Thailand's Prime Minister Yingluck Shinawatra arrives at parliament for a no-confidence vote in Bangkok November 28, 2013. [Photo/Agencies] |
The protests are all-too familiar in Thailand, which has seen eight years of on-off turmoil, from crippling street rallies to controversial judicial rulings and army intervention, each time with Thaksin at the centre of the tumult.
Despite fleeing into exile to dodge a jail sentence for abuse of power in 2008, billionaire former telecommunications mogul Thaksin has loomed large over Thai politics.

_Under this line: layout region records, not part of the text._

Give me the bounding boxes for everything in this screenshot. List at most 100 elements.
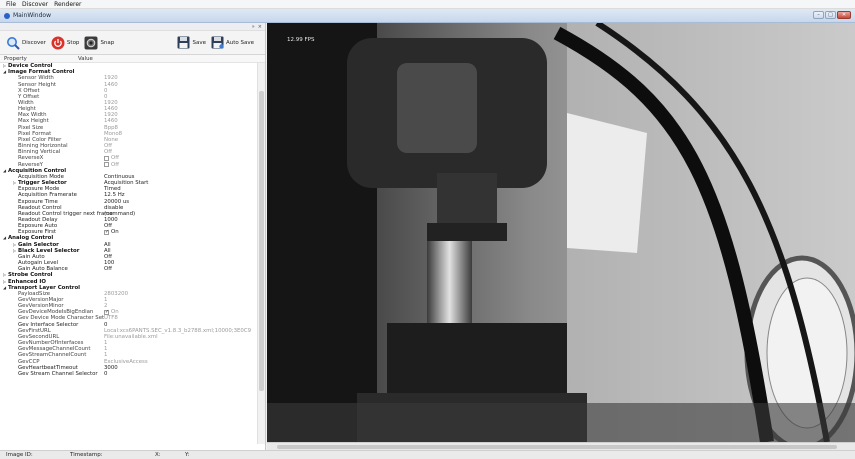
property-name-text: GevStreamChannelCount [18,352,87,359]
table-header: Property Value [0,55,265,63]
checkbox[interactable] [104,155,109,161]
property-name-text: Height [18,106,36,113]
property-value[interactable]: Off [104,266,112,272]
property-name: Height [0,106,104,112]
property-value-text: 1920 [104,75,118,82]
property-value[interactable]: 20000 us [104,199,129,205]
property-value[interactable]: Acquisition Start [104,180,148,186]
property-value-text: 100 [104,260,115,267]
property-name-text: Acquisition Mode [18,173,64,180]
property-row[interactable]: GevFirstURL Local:xcs6PANTS.SEC_v1.8.3_b2… [0,328,257,334]
property-name: GevSecondURL [0,334,104,340]
vertical-scrollbar[interactable] [257,63,265,444]
camera-image [267,23,855,442]
property-value[interactable]: (command) [104,211,135,217]
property-value-text: On [111,229,119,236]
property-value: Off [104,162,119,168]
property-value-text: Acquisition Start [104,180,149,187]
property-name-text: Gev Device Mode Character Set [18,315,105,322]
property-name-text: Device Control [8,63,53,70]
menu-renderer[interactable]: Renderer [54,1,81,8]
property-value[interactable]: 0 [104,371,107,377]
property-value[interactable]: All [104,242,111,248]
property-name: Max Height [0,118,104,124]
property-value-text: 1000 [104,216,118,223]
property-value[interactable]: On [104,229,119,235]
property-name-text: Sensor Width [18,75,54,82]
horizontal-scroll-thumb[interactable] [277,445,837,449]
dock-close-icon[interactable]: × [258,24,262,30]
maximize-button[interactable]: □ [825,11,836,19]
property-value-text: 1 [104,340,108,347]
property-value-text: 0 [104,87,108,94]
property-name-text: Gain Auto [18,253,45,260]
property-name-text: Readout Delay [18,216,58,223]
property-value[interactable]: 0 [104,322,107,328]
checkbox[interactable] [104,229,109,235]
snap-button[interactable]: Snap [84,36,114,50]
vertical-scroll-thumb[interactable] [259,91,264,391]
property-name-text: GevHeartbeatTimeout [18,364,78,371]
property-name-text: Sensor Height [18,81,57,88]
property-value-text: 1920 [104,100,118,107]
property-value[interactable]: disable [104,205,123,211]
property-name: Readout Control [0,205,104,211]
property-value[interactable]: 12.5 Hz [104,192,125,198]
save-button[interactable]: Save [177,36,206,49]
property-name: GevHeartbeatTimeout [0,365,104,371]
property-value[interactable]: 100 [104,260,114,266]
minimize-button[interactable]: – [813,11,824,19]
property-name-text: Analog Control [8,235,54,242]
property-name: ◢ Acquisition Control [0,168,104,174]
property-value[interactable]: 3000 [104,365,118,371]
property-name-text: GevMessageChannelCount [18,346,91,353]
close-button[interactable]: ✕ [837,11,851,19]
property-value[interactable]: Off [104,254,112,260]
column-value[interactable]: Value [78,56,265,62]
property-name: GevVersionMajor [0,297,104,303]
property-name-text: Transport Layer Control [8,284,80,291]
property-value: None [104,137,118,143]
property-row[interactable]: Gev Stream Channel Selector 0 [0,371,257,377]
checkbox[interactable] [104,309,109,315]
property-value-text: Timed [104,186,121,193]
status-x: X: [155,452,161,458]
property-name-text: Max Height [18,118,49,125]
property-value: Local:xcs6PANTS.SEC_v1.8.3_b2788.xml;100… [104,328,251,334]
property-value[interactable]: Continuous [104,174,134,180]
property-value-text: Off [111,155,119,162]
checkbox[interactable] [104,162,109,168]
property-value[interactable]: 1000 [104,217,118,223]
property-name-text: Width [18,100,34,107]
property-name-text: Acquisition Control [8,167,67,174]
power-icon [51,36,65,50]
column-property[interactable]: Property [0,56,78,62]
property-value[interactable]: Timed [104,186,121,192]
property-value[interactable]: All [104,248,111,254]
menu-file[interactable]: File [6,1,16,8]
property-value-text: Off [111,161,119,168]
fps-overlay: 12.99 FPS [287,37,315,43]
dock-float-icon[interactable]: » [252,24,255,30]
menu-discover[interactable]: Discover [22,1,48,8]
property-value-text: 1460 [104,81,118,88]
auto-save-button[interactable]: Auto Save [211,36,254,49]
property-name: ▷ Device Control [0,63,104,69]
property-name: Sensor Width [0,75,104,81]
horizontal-scrollbar[interactable] [267,442,855,450]
property-value-text: 1460 [104,118,118,125]
stop-button[interactable]: Stop [51,36,79,50]
property-value-text: 3000 [104,364,118,371]
property-value: 0 [104,88,107,94]
property-name-text: GevNumberOfInterfaces [18,340,84,347]
property-name: PayloadSize [0,291,104,297]
property-value: 1460 [104,118,118,124]
menu-bar: File Discover Renderer [0,0,855,9]
discover-button[interactable]: Discover [6,36,46,50]
property-name-text: Pixel Format [18,130,52,137]
auto-save-label: Auto Save [225,39,254,46]
property-name-text: PayloadSize [18,290,51,297]
property-name: ReverseX [0,155,104,161]
property-value-text: Off [104,266,112,273]
property-name: Sensor Height [0,82,104,88]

He won the support of the rural poor who voted him twice into office, in 2001 and 2005, before he was ousted in a 2006 coup. His supporters remain fiercely loyal to him and swept Yingluck to power in an election landslide in 2011.
Thaksin's opponents are fewer in number than his supporters but hold considerable power and influence, among them wealthy conservatives, top generals, bureaucrats, royalists and many members of the urban middle class.
Many of them see Thaksin as a corrupt, crony capitalist who manipulates the masses with populist handouts and is a threat to the monarchy, which he denies.
The anti-government campaign started last month after Yingluck's ruling Puea Thai Party tried to pass an amnesty bill that critics said was designed to absolve Thaksin of his 2008 graft conviction.
The protests, though peaceful, have raised fears of unrest. Anti-government protest leaders, from all sides, have a tradition in Thailand of trying to provoke a violent crackdown by the government to rob it of legitimacy.
Fearing clashes could erupt and further weaken her government, Yingluck said police would keep the peace.